Lihui Liu, Yuzhong Chen, Mahashweta Das, Hao Yang, and Hanghang Tong. 2023. Knowledge Graph Question Answering with Ambiguous Query. In Proceedings of the ACM Web Conference 2023 (WWW '23). Association for Computing Machinery, New York, NY, USA, 2477–2486. https://doi.org/10.1145/3543507.3583316

Abs -> 1 -> 6 -> 2 -> 5 -> 4 -> 3

ABSTRACT

In the vast majority of the existing works, the input queries are considered perfect and can precisely express the user’s query intention. However, in reality, input queries might be ambiguous and elusive which only contain a limited amount of information.

[Consultas em palavras chaves? Consultas como perguntas "completas"? Consultas em liguagem GQL?]
[Na minha pesquisa consideramos que as consultas, de qualquer tipo, são potencialmente incompletas em relação ao contexto (implícito) uma vez que o próprio usuário / aplicação pode desconhecer o contexto que se aplica ás alegações de interesse. Mas as respostas serão o mais contextualizadas possível através do mapeamento do contexto explícito e das regras para inferir contexto implícito]

In this paper, we propose PReFNet which focuses on answering ambiguous queries with pseudo relevance feedback on knowledge graphs. In order to leverage the hidden (pseudo) relevance information existed in the results that are initially returned from a given query, .... The inferred high quality queries will be returned to the users to help them search with ease.

[Seria reescrita ou expansão de consulta para sugerir ao usuário? Reescrita com geração de respostas]

1 INTRODUCTION

A knowledge graph is a graph data structure which contains a multitude of triples denoting real world facts.

[Definição de KG para a pesquisa deles. Não considera Dual OWA, são fatos e não alegações, não cita contexto, baseado em triplas]

Despite the great progress, most works focus on answering defectless queries on knowledge graphs. These queries are assumed to be perfect and can precisely express users’ query intentions. However, this is not true most of the time in real cases for the following reasons. (1) First, the vocabulary of diferent users can vary dramatically. According to a prominent study on the human vocabulary problem [8], about 80-90% of the times two persons will give diferent representations when they are asked to name the same concept [21]. This means the input queries of diferent users could be very diferent from each other. (2) Second, some KGQA methods (e.g., [28] [4]) need to transform the natural language questions to graph queries, and then search the results according to these query graphs. The transformation algorithm may generate queries with inaccurate graph structure. Last but not the least, allowing users to input query graphs directly may introduce additional structural noise or inaccuracy due to their lack of full background knowledge of the underlying KG [21].

[A questão da incompatibilidade terminológica e o processo de conversão da necessidade de informação, pergunta para a query em grafo está fora do escopo da pesquisa (1) e (2). O possível desconhecimento do usuário em relação ao contexto ao formular a consulta é atendido com a abordagem de "Melhor" Resposta Possível uma vez que as alegações da respostas são contextualizadas com o contexto explícito e implícito (inferido)]

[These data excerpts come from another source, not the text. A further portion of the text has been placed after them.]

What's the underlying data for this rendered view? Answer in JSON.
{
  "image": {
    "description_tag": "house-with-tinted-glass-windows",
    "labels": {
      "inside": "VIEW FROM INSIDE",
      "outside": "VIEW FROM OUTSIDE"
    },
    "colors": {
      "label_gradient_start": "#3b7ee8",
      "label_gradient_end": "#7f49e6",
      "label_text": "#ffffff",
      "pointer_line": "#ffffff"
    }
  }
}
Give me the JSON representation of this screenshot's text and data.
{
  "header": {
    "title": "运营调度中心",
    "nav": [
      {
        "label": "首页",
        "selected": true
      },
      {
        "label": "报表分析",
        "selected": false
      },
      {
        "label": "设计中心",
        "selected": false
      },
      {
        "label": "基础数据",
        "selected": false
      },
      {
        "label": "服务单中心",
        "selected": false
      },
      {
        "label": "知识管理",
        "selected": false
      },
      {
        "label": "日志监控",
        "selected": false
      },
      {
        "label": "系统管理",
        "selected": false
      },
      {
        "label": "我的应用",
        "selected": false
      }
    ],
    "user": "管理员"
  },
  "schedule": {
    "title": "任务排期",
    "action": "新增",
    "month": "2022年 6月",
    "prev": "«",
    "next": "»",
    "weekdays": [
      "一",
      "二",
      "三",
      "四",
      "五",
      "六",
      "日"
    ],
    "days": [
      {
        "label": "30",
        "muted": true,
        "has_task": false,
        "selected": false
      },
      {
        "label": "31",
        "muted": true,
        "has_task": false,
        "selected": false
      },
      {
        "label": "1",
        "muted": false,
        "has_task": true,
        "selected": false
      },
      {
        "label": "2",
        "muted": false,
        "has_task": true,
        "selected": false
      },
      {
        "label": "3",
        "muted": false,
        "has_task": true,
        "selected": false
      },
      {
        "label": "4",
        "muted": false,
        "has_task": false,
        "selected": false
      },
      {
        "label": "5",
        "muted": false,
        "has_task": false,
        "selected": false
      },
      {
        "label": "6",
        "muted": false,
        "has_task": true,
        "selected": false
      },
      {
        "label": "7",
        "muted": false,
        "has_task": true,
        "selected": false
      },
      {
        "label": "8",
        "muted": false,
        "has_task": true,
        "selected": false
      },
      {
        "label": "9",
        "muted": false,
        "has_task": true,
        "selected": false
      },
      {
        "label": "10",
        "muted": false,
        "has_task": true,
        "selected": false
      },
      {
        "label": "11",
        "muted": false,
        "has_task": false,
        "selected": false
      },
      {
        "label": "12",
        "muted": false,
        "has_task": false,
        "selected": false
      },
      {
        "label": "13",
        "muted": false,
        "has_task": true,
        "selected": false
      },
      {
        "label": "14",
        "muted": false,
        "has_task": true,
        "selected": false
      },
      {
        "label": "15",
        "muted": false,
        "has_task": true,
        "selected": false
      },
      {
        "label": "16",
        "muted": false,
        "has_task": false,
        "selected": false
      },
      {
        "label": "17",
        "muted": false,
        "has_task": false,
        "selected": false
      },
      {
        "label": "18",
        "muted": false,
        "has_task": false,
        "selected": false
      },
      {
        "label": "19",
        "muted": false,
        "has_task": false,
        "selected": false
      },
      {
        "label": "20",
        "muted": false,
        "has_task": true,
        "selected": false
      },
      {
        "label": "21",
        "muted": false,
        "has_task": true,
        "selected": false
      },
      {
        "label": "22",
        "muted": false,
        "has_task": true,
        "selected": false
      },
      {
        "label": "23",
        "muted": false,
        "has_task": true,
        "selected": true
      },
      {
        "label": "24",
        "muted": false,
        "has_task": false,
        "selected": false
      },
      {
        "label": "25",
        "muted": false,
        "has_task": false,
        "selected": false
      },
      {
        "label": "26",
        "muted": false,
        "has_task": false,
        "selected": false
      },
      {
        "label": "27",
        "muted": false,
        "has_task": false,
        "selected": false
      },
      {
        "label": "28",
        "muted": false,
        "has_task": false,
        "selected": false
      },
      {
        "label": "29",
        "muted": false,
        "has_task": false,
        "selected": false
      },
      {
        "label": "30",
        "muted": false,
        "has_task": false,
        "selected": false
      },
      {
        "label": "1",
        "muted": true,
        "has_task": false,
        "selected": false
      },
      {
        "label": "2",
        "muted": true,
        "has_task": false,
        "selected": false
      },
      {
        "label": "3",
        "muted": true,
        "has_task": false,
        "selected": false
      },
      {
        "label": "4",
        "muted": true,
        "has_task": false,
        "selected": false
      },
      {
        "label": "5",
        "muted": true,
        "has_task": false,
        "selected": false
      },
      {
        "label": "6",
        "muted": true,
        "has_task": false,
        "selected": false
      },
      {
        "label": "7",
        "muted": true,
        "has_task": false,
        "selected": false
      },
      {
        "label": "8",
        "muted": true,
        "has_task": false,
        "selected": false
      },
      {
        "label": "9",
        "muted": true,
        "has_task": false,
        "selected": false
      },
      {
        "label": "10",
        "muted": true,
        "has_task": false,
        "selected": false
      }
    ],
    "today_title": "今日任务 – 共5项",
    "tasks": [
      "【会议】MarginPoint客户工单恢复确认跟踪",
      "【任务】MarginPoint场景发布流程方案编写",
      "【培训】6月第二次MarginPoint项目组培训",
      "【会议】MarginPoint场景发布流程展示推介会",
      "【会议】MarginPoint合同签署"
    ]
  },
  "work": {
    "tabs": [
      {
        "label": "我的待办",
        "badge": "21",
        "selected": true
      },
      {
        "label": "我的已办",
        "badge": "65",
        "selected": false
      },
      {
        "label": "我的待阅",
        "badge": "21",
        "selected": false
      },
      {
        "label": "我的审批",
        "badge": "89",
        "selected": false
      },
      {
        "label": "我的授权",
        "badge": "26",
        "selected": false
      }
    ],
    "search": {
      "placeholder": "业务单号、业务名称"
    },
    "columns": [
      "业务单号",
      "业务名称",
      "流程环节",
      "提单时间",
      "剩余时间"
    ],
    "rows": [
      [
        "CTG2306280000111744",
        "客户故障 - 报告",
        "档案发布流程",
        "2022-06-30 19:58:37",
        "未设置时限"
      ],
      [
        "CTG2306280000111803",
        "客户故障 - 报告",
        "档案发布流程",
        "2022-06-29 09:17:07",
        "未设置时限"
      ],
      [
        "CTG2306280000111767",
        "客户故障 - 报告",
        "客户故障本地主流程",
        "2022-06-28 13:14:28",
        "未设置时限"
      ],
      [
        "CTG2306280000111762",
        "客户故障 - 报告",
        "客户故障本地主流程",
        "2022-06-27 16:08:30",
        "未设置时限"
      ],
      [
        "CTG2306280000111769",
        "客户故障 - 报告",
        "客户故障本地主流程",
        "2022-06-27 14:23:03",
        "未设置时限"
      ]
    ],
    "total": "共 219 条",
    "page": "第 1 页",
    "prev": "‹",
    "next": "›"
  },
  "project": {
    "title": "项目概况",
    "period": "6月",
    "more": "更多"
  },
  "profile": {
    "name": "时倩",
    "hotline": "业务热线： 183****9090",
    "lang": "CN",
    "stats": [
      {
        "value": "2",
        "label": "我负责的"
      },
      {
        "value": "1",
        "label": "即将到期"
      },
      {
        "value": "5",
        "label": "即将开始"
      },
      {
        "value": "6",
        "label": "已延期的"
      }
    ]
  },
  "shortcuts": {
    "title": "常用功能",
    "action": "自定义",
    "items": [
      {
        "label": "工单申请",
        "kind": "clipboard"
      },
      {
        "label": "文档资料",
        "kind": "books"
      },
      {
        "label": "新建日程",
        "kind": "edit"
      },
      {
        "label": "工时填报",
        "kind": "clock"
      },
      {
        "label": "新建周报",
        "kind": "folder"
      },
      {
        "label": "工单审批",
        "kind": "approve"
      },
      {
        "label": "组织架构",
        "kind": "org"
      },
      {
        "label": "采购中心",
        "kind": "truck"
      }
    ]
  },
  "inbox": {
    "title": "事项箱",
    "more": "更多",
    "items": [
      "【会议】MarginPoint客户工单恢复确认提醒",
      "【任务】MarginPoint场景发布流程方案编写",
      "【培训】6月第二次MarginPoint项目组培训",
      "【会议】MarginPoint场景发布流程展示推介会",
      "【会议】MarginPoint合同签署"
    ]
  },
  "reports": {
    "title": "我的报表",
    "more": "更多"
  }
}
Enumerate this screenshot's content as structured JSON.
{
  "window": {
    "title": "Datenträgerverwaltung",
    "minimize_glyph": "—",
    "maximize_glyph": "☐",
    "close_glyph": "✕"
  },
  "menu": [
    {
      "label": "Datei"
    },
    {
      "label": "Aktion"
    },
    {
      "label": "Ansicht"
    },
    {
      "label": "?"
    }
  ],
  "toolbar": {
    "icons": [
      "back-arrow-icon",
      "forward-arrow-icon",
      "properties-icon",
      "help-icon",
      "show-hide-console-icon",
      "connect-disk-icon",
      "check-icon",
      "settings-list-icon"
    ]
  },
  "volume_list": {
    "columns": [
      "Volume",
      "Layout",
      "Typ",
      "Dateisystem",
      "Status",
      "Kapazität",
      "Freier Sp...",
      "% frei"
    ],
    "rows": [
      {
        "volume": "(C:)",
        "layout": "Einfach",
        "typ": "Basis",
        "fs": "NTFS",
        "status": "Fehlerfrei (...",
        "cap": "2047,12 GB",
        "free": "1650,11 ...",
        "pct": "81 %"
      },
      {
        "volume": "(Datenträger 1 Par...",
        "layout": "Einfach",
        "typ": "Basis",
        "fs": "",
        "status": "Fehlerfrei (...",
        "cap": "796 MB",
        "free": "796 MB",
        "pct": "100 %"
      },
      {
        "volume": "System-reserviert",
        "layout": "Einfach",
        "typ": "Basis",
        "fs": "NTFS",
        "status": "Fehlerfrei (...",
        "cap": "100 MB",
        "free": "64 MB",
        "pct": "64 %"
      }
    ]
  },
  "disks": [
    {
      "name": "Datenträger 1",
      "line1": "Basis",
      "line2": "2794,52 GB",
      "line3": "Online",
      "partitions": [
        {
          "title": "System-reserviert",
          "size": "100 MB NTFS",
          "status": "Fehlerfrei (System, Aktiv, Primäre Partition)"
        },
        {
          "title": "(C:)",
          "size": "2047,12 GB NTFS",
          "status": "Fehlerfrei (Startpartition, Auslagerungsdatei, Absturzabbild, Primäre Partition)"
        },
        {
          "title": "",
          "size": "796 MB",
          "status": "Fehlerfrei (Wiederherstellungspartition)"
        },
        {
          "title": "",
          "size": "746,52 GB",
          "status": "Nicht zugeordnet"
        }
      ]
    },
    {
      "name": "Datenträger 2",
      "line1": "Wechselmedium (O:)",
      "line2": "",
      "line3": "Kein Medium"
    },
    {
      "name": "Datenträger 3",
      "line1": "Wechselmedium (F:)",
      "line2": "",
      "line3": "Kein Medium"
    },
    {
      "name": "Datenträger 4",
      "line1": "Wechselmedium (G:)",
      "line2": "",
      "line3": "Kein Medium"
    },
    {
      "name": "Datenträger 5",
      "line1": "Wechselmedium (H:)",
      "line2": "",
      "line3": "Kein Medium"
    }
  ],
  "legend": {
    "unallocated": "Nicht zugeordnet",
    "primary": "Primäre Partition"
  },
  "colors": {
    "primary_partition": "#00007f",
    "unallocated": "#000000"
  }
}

To address these issues, query ambiguity and vagueness need to be correctly resolved, which in turn requires new information in addition to the query itself. Relevance feedback (short for ReF) is one promising solution. The general idea behind relevance feedback is to take the results that are initially returned from a given query, to gather user feedback, and to use information about whether or not those results are relevant to form a new query. ... Finally, the newly inferred queries will be used to re-rank the original candidate answers.

[Reescrita mas não tem interação do usuário para a resposta pois é pseudo]

2 PROBLEM DEFINITION

Knowledge graph question answering aims to answer a question with the help of knowledge graphs. According to the study in [21], most users formulate queries using their own knowledge and vocabulary during the search process. They might not have a fairly good understanding of the underlying data schema and the knowledge graph structure. This means that the users’ true intentions behind the queries may be frequently misinterpreted or misrepresented.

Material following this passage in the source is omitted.